A Soybean Compound Enters the Picture
Having mapped out the mechanism of injury, Wu and his team turned to a question with practical implications: could anything be done to prevent it?
Wu had a hypothesis rooted in an earlier line of research. He had previously studied a compound called genistein — a naturally occurring, mildly estrogen-like substance found in soybeans — and found it to have notable anti-inflammatory properties. That work, published in the journal Cell in 2022, had shown genistein’s ability to protect blood vessels and heart tissue from a different kind of inflammatory insult.
The connection to myocarditis seemed plausible for several reasons. The condition disproportionately affects males, and estrogen is known to have anti-inflammatory effects. Genistein, which mimics estrogen only weakly, might offer some of those protective benefits without the hormonal side effects of stronger compounds.
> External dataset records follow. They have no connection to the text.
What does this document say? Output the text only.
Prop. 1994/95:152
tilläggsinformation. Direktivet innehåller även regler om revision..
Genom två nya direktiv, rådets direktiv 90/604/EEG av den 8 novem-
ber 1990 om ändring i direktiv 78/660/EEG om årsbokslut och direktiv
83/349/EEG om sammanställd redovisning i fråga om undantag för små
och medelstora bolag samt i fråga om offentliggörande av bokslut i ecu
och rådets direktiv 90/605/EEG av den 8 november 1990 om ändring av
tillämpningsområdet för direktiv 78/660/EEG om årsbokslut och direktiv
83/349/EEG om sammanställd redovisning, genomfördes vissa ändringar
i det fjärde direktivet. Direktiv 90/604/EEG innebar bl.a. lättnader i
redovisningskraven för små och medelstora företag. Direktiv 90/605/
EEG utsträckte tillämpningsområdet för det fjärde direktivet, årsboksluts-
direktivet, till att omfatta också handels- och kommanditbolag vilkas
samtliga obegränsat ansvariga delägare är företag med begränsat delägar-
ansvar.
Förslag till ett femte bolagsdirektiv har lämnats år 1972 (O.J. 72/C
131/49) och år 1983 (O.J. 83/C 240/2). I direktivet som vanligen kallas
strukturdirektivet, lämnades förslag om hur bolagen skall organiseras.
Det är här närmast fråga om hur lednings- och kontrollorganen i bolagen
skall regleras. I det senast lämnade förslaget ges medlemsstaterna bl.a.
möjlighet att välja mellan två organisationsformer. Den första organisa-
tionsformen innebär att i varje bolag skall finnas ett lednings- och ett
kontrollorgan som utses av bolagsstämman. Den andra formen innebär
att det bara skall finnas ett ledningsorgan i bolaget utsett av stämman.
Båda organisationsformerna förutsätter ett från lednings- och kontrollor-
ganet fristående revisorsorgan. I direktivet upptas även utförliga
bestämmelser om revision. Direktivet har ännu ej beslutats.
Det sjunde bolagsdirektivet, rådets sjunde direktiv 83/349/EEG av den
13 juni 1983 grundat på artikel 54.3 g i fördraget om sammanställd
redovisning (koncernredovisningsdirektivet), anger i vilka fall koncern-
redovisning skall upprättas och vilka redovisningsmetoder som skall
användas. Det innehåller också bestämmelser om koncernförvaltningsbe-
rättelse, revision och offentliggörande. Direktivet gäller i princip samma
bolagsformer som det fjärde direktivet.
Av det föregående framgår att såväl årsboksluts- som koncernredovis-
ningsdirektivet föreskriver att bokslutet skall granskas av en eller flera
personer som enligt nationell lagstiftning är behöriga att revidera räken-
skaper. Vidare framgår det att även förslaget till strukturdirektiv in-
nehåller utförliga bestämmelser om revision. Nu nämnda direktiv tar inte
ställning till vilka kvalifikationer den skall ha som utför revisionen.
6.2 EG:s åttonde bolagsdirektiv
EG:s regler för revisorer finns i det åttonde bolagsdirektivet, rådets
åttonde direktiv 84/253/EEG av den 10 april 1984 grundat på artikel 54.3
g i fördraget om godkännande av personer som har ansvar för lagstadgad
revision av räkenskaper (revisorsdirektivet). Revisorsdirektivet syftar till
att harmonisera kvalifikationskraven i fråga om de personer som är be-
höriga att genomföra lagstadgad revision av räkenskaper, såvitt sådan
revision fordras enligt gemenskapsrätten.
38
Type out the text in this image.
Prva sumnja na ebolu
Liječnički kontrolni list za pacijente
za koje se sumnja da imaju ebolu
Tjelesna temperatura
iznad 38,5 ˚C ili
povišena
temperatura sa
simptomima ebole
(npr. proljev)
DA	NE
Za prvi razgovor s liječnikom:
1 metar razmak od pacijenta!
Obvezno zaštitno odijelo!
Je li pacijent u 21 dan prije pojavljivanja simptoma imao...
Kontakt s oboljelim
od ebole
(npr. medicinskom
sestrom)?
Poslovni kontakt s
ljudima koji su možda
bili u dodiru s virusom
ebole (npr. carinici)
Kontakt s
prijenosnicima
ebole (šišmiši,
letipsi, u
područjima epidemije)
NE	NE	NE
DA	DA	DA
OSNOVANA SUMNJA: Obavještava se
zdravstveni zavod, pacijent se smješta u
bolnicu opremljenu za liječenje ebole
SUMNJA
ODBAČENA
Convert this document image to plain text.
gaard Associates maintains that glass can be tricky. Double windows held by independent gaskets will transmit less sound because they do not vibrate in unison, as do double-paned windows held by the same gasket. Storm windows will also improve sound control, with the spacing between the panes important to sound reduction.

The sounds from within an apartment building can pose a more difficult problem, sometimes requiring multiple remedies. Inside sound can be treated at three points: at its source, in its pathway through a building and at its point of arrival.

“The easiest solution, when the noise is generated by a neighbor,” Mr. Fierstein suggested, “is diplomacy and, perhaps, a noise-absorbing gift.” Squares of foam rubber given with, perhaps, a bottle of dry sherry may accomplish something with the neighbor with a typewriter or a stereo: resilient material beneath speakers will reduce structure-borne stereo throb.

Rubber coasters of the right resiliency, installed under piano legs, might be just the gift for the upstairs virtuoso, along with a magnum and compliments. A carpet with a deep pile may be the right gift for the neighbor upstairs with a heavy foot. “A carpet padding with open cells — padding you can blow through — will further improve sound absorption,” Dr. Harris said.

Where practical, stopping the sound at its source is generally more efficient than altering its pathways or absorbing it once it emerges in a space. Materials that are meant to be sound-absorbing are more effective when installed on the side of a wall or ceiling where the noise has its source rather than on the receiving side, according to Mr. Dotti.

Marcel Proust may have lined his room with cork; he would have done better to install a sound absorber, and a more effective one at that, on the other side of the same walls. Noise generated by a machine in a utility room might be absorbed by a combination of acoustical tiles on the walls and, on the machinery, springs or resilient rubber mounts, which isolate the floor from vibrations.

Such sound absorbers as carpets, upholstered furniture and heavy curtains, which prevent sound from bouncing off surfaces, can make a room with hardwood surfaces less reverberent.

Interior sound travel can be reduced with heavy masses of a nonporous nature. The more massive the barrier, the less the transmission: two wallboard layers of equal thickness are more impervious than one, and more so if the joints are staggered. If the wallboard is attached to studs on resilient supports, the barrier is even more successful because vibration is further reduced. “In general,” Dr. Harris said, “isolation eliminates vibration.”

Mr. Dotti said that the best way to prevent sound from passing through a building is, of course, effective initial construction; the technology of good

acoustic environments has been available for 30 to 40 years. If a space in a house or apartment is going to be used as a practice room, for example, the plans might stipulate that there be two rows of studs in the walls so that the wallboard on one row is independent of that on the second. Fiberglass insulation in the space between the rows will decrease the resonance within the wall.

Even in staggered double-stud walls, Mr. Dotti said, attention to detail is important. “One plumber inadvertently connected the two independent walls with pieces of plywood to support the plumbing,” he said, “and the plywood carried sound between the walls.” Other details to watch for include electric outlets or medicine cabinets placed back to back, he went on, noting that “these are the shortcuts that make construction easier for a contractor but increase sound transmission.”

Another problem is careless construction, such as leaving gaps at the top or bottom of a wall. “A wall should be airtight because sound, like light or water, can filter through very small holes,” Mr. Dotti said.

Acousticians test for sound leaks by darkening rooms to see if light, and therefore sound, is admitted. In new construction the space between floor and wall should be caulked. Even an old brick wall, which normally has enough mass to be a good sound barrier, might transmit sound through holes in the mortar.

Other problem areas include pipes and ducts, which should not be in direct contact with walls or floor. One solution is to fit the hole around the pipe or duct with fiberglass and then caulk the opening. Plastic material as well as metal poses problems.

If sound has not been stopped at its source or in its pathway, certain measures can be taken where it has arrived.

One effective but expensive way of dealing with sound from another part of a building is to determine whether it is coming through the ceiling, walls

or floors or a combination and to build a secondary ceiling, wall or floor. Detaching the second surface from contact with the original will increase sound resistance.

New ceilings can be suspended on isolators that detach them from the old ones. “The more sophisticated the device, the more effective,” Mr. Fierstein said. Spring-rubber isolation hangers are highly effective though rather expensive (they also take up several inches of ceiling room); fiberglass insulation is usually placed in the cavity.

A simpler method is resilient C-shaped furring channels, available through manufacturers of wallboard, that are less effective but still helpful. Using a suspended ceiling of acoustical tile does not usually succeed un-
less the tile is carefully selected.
Wu’s team ran a parallel series of experiments in which cells, cardiac spheroids, and mice were pretreated with genistein before being exposed to the vaccine or the CXCL10 and IFN-gamma combination. In each case, genistein significantly reduced the damaging effects on heart tissue.
The version of genistein used in these experiments was considerably purer and more concentrated than what is available in typical dietary supplements. Wu acknowledged this distinction while noting the compound’s fundamental safety profile. “Nobody ever overdosed on tofu,” he remarked.
Broader Implications for mRNA Technology
The findings carry implications that extend beyond COVID-19 vaccination. The researchers suggest that elevated inflammatory cytokine signaling may be a general property of mRNA-based vaccines — a consequence of the body’s fundamental immune response to foreign genetic material.
IFN-gamma, in particular, is part of a core defense mechanism against viruses and other pathogens. It is essential to mounting an effective immune response, but when produced in large quantities, it can trigger inflammation that damages structural proteins within the heart muscle. This kind of heightened cytokine activity may affect organs beyond the heart as well, with preliminary evidence pointing to similar effects in the lungs, liver, and kidneys.
Wu also pointed out that myocarditis is not unique to mRNA COVID-19 vaccines — other vaccine types can also cause it, and COVID-19 infection itself is a more potent trigger. However, the intense public attention on COVID-19 vaccines has meant that even mild cardiac symptoms following vaccination are more likely to be investigated and diagnosed, creating a more complete picture of risk than exists for other vaccines.
What Comes Next
The research opens several avenues for future work. One important direction is developing strategies to reduce the risk of myocarditis without compromising the protective immune response that makes mRNA vaccines so effective. Genistein represents one candidate, though the path from laboratory findings to clinical application involves extensive additional research.
Another area of interest is understanding why young males are disproportionately affected. The role of hormonal differences in shaping immune responses is an active area of investigation, and genistein’s estrogen-like activity hints at one possible dimension of this story.
For now, the Stanford team’s findings provide the clearest mechanistic account yet of why mRNA COVID-19 vaccines occasionally cause myocarditis — and suggest that the condition, while serious in some cases, may be addressable through targeted interventions that preserve the vaccine’s core benefits while protecting the heart.
The study was supported by the National Institutes of Health and the Gootter-Jensen Foundation.